Brigitte Terziev, violence et raffinement

La Galerie Alain Margaron présente les nouvelles sculptures d'une artiste très secrète.


Dans l'atelier de Brigitte Terziev
© Photo: Françoise Monnin
Depuis qu'elle a obtenu le Prix Bourdelle (en 1998), Brigitte Terziev est reconnue par ses pairs. Elle figure parmi les sculpteurs importants vivant en France. Et cependant, qui connaît cette femme rousse et secrète (née en 1943), qui vécut longtemps dans le monde du théâtre, en Europe de l'Est, avant de revenir à ses premières amours parisiennes ? Au début des années 80, tout ce qu'elle avait retenu des gestes de son père, également sculpteur, et de ses maîtres de l'Ecole nationale supérieure des beaux-arts, Adam et Couturier, a resurgi.

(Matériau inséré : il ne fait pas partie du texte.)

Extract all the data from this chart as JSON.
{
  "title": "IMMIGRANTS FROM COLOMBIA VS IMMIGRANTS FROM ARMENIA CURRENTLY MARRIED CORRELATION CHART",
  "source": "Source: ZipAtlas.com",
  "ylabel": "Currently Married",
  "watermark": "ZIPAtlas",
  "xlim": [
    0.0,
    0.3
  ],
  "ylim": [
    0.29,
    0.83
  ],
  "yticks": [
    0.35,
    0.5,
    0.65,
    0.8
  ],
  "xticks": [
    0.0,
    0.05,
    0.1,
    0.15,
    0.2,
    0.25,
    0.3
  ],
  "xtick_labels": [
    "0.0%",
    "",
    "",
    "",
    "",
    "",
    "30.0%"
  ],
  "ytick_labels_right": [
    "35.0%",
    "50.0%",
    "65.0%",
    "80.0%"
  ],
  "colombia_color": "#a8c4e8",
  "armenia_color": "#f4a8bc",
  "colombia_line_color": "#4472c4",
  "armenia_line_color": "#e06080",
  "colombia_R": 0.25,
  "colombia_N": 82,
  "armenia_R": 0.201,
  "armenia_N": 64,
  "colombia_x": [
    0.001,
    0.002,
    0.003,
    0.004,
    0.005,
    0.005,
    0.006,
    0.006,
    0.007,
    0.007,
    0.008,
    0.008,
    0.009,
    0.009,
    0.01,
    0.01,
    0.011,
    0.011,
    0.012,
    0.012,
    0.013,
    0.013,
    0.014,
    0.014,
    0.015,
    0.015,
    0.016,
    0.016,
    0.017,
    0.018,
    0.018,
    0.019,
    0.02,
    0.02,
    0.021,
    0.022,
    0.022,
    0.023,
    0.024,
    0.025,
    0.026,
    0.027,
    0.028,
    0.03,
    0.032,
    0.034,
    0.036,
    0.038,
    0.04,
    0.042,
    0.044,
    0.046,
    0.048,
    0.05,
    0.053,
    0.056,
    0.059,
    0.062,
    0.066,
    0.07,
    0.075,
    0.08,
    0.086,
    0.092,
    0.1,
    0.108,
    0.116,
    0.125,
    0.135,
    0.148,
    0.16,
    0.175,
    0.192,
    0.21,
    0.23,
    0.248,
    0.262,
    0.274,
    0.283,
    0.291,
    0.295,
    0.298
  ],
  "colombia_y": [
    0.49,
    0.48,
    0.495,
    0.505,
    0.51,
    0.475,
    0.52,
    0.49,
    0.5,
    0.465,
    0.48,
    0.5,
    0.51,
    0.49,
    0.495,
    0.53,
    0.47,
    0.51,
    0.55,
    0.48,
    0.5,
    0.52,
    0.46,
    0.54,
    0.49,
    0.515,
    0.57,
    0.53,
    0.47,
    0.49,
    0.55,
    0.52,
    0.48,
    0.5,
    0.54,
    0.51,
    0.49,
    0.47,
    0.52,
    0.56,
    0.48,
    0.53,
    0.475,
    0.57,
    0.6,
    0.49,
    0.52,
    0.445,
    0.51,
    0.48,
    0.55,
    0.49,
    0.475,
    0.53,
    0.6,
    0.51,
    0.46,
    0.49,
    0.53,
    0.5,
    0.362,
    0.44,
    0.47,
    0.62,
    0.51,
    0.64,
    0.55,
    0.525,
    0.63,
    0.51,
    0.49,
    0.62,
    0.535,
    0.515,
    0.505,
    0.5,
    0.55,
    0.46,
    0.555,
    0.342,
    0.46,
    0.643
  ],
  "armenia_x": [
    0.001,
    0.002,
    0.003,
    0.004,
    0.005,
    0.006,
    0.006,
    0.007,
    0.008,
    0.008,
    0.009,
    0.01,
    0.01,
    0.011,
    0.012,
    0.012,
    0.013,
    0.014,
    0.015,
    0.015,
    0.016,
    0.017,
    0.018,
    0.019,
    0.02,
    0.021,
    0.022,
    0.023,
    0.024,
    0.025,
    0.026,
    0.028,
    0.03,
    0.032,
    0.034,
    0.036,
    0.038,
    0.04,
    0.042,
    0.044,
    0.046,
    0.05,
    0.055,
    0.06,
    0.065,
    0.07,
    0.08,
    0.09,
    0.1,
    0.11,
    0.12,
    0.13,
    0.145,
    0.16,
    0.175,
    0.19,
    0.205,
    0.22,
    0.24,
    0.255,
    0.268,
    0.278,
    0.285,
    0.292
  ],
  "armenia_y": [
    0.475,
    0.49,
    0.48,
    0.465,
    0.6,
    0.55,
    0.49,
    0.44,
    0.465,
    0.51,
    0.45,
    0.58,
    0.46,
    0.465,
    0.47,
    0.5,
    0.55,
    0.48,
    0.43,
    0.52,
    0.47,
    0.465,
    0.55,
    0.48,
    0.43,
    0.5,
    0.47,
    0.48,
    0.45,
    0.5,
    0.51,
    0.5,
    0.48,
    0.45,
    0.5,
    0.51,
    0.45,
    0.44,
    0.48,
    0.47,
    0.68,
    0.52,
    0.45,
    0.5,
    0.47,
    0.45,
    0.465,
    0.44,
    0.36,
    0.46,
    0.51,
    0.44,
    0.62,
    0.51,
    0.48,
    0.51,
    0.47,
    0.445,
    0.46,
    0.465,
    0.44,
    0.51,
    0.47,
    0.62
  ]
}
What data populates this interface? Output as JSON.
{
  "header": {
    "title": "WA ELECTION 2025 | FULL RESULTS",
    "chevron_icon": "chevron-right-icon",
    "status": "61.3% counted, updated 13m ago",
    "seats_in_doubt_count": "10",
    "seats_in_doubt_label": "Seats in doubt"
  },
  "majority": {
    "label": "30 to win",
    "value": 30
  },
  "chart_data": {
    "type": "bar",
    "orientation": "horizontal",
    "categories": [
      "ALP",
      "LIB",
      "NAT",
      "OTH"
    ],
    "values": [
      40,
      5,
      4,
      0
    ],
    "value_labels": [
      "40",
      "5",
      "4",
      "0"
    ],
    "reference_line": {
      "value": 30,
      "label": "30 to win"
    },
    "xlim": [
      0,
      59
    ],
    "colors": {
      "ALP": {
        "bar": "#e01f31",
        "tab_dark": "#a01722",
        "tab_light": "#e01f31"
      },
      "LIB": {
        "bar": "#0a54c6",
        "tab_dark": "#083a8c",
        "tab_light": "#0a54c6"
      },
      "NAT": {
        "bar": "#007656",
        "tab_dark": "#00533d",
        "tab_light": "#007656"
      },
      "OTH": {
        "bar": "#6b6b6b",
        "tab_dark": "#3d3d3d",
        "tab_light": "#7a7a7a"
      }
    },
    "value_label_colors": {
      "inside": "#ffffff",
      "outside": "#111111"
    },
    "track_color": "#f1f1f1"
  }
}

Avec le plâtre et avec la terre, elle a alors entrepris de métamorphoser son expérience douloureuse de l'existence en une étrange armée de manchots. «Dès qu'il y a des bras», dit-elle, «ça devient des individus. Plus anecdotiques, moins emblématiques».

«Je suis partie, comme tout le monde, du drame de la comédie humaine». Les œuvres présentées en ce moment sont monumentales, hiératiques, intimidantes. Mêlés au plâtre, des outils métalliques, récupérés dans de vieilles fermes ou sur des ferrailles, hérissent les formes, provoquant un curieux va-et-vient d'interprétations. Guerriers, armés jusqu'aux dents, ou martyrs, conservant dans leur chair cicatrisée les instruments des tortures qui leur ont été infligées ? «Ce sont des samouraïs, mais ils n'exercent jamais. Ils ont leurs blessures, leurs armes, mais ne sont jamais offensifs».

«La vie, c'est une guerre. Il faut faire face, toujours». Les sculptures présentées évoquent les notions de résistance et dialoguent avec la victoire impossible, celle qui s'agit de remporter contre le temps. Pour Brigitte Terziev, vivre, c'est se blesser, se plisser. Pour mieux l'indiquer, elle patine les surfaces, rivette des plaques, accentue des fractures. Et, cependant, chacune de ses œuvres conserve une verticalité troublante. Une dignité. Un courage. Un espoir, qui a fort à voir avec celui que l'on prête à la Victoire de Samothrace, à laquelle on a coupé, il y a plusieurs milliers d'années, la tête, mais pas les ailes.